The last recession ignited by the great financial crisis (GFC) of 2007-08 appears to be promoting hunger for opportunities to invest in distressed properties. After all, isn’t the 2020 nosedive in GDP in both the US and the UK similar to the severity of the GFC recession? Shouldn’t that create a similar flood of distressed opportunities for hungry property investors?
Not all recessions are the same. The impact of shrinking GDP on commercial real estate depends on the vulnerabilities embedded in the property sector at the onset of recession and on the specific characteristics of the recession. The effect of the 2020 recession on commercial real estate is very different from the impact of the GFC.

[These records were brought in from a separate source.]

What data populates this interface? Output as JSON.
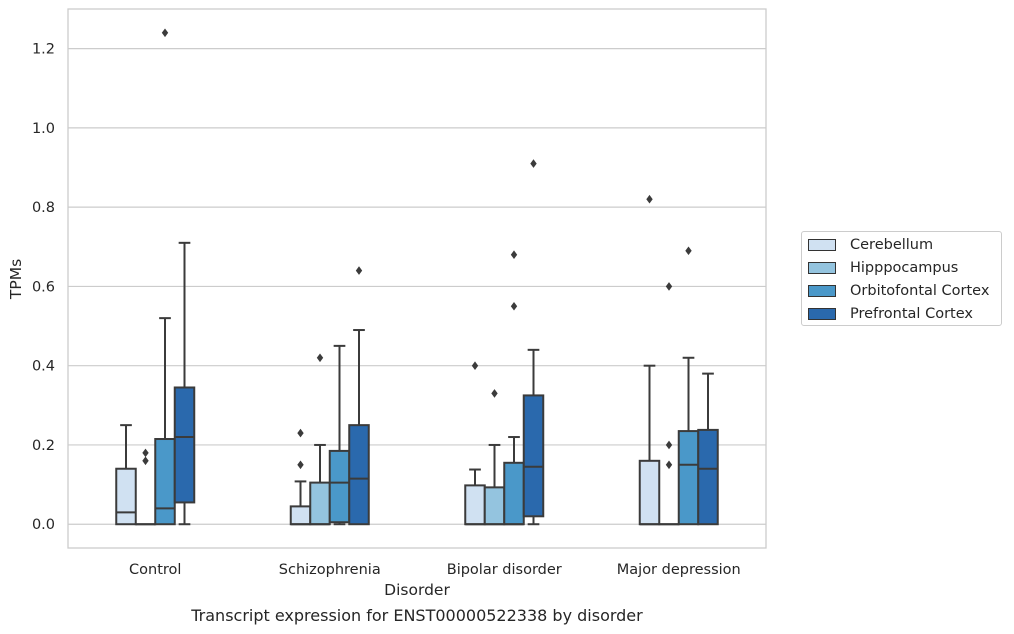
{
  "chart_data": {
    "type": "box",
    "title": "",
    "caption": "Transcript expression for ENST00000522338 by disorder",
    "xlabel": "Disorder",
    "ylabel": "TPMs",
    "ylim": [
      -0.06,
      1.3
    ],
    "yticks": [
      0.0,
      0.2,
      0.4,
      0.6,
      0.8,
      1.0,
      1.2
    ],
    "ytick_labels": [
      "0.0",
      "0.2",
      "0.4",
      "0.6",
      "0.8",
      "1.0",
      "1.2"
    ],
    "grid": "horizontal",
    "legend_position": "right",
    "categories": [
      "Control",
      "Schizophrenia",
      "Bipolar disorder",
      "Major depression"
    ],
    "series": [
      {
        "name": "Cerebellum",
        "color": "#d0e1f2",
        "boxes": [
          {
            "q1": 0.0,
            "median": 0.03,
            "q3": 0.14,
            "whisker_low": 0.0,
            "whisker_high": 0.25,
            "outliers": []
          },
          {
            "q1": 0.0,
            "median": 0.0,
            "q3": 0.045,
            "whisker_low": 0.0,
            "whisker_high": 0.108,
            "outliers": [
              0.15,
              0.23
            ]
          },
          {
            "q1": 0.0,
            "median": 0.0,
            "q3": 0.098,
            "whisker_low": 0.0,
            "whisker_high": 0.138,
            "outliers": [
              0.4
            ]
          },
          {
            "q1": 0.0,
            "median": 0.0,
            "q3": 0.16,
            "whisker_low": 0.0,
            "whisker_high": 0.4,
            "outliers": [
              0.82
            ]
          }
        ]
      },
      {
        "name": "Hipppocampus",
        "color": "#94c4df",
        "boxes": [
          {
            "q1": 0.0,
            "median": 0.0,
            "q3": 0.0,
            "whisker_low": 0.0,
            "whisker_high": 0.0,
            "outliers": [
              0.16,
              0.18
            ]
          },
          {
            "q1": 0.0,
            "median": 0.0,
            "q3": 0.105,
            "whisker_low": 0.0,
            "whisker_high": 0.2,
            "outliers": [
              0.42
            ]
          },
          {
            "q1": 0.0,
            "median": 0.0,
            "q3": 0.093,
            "whisker_low": 0.0,
            "whisker_high": 0.2,
            "outliers": [
              0.33
            ]
          },
          {
            "q1": 0.0,
            "median": 0.0,
            "q3": 0.0,
            "whisker_low": 0.0,
            "whisker_high": 0.0,
            "outliers": [
              0.15,
              0.2,
              0.6
            ]
          }
        ]
      },
      {
        "name": "Orbitofontal Cortex",
        "color": "#4a98c9",
        "boxes": [
          {
            "q1": 0.0,
            "median": 0.04,
            "q3": 0.215,
            "whisker_low": 0.0,
            "whisker_high": 0.52,
            "outliers": [
              1.24
            ]
          },
          {
            "q1": 0.005,
            "median": 0.105,
            "q3": 0.185,
            "whisker_low": 0.0,
            "whisker_high": 0.45,
            "outliers": []
          },
          {
            "q1": 0.0,
            "median": 0.0,
            "q3": 0.155,
            "whisker_low": 0.0,
            "whisker_high": 0.22,
            "outliers": [
              0.55,
              0.68
            ]
          },
          {
            "q1": 0.0,
            "median": 0.15,
            "q3": 0.235,
            "whisker_low": 0.0,
            "whisker_high": 0.42,
            "outliers": [
              0.69
            ]
          }
        ]
      },
      {
        "name": "Prefrontal Cortex",
        "color": "#2a69ad",
        "boxes": [
          {
            "q1": 0.055,
            "median": 0.22,
            "q3": 0.345,
            "whisker_low": 0.0,
            "whisker_high": 0.71,
            "outliers": []
          },
          {
            "q1": 0.0,
            "median": 0.115,
            "q3": 0.25,
            "whisker_low": 0.0,
            "whisker_high": 0.49,
            "outliers": [
              0.64
            ]
          },
          {
            "q1": 0.02,
            "median": 0.145,
            "q3": 0.325,
            "whisker_low": 0.0,
            "whisker_high": 0.44,
            "outliers": [
              0.91
            ]
          },
          {
            "q1": 0.0,
            "median": 0.14,
            "q3": 0.238,
            "whisker_low": 0.0,
            "whisker_high": 0.38,
            "outliers": []
          }
        ]
      }
    ]
  }
}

Structural forces versus cyclical forces
The most important difference, in our view, is the prominence of structural forces versus cyclical forces driving 2020 commercial real estate performance. Structural forces are most vivid with regard to the retail and industrial property sectors. For retail, evolution of sales toward ecommerce has been progressing steadily for at least 20 years. According to US Census Bureau, data for e-commerce begins in 1999 when 0.6% of retail sales were online. By year-end 2019, that percentage rose to 11.3%. As online shopping became more prevalent, use of retail space migrated toward products that were less vulnerable to online incursion and away from products that were more vulnerable. For example, books and music stores disappeared in favour of restaurants, entertainment and personal care.